The Latest Bounce

 

Federal forest boss Dale Bosworth's complaints about citizen appeals of forest projects hit a crescendo in mid-September, yet appeals continue to pop up across the West. In Colorado, 11 groups appealed the White River Forest Plan, released in June (HCN, 7/8/02: White river). This time, Bosworth can't lay all the blame on environmentalists: Appellants range from Vail Resorts to the Sierra Club to the Colorado Off-Highway Vehicle Coalition.

Wyoming's Game and Fish Commission, which plans to take over wolf management from the feds, isn't very wolf-friendly. The commission has suggested dual classification for the gray wolf: In Shoshone and Bridger-Teton national forest wilderness areas, wolves would be hunted as "trophy game," while in the rest of the state, wolves would remain a "predator species" that could be shot and killed anytime by anyone (HCN, 5/27/02: Wolf at the door).

For the second time this year, Judge James Parker has ordered the Bureau of Reclamation to stop shirking its duties and release water for the silvery minnow in New Mexico's Rio Grande (HCN, 7/08/02: Southwest drought desiccates fish before farmers). Environmentalists sued the Bureau and Fish and Wildlife Service when both agencies sidestepped the issue of a potentially dry riverbed this fall. The Bureau refused to wrangle water from irrigators and turned down a loan of water from Albuquerque, while, in a suspicious show of solidarity, the Service released a September opinion that no longer advocates releasing water from upstream reservoirs.

Interior Secretary Gale Norton and Assistant Secretary Neal McCaleb have been held in contempt of court for mishandling Indian trust accounts (HCN, 2/4/02: Indian trust is anything but). U.S. District Judge Royce Lamberth ruled Sept. 17 the two committed fraud and litigation misconduct. Several years ago, Lamberth held then-Interior Secretary Bruce Babbitt in contempt. Thousands of Indians are still waiting for their money.

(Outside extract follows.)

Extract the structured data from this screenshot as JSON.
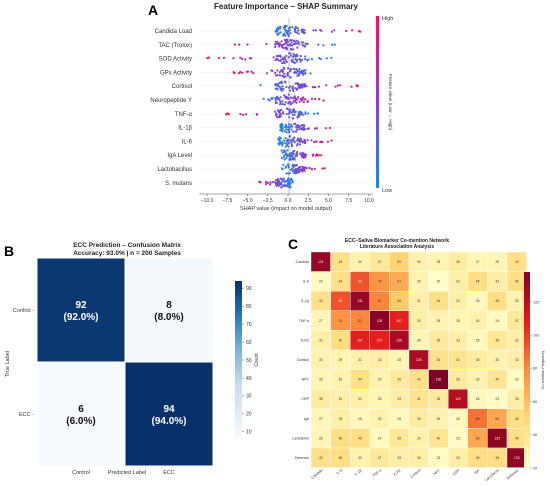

And, in a stunning display of inhumanity, Cochise County deputies in Arizona carried out the final act of humiliation for a Mexican woman who died of exposure while crossing into the U.S. (HCN, 10/9/00: The hunters and the hunted: The Arizona-Mexico border turns into the 21st century frontier). The officers strapped Janet Mata Mendez's decomposing body to the hood of a sheriff's vehicle and drove into the town of Bisbee. They said they didn't have room for Ms. Mendez inside the vehicle.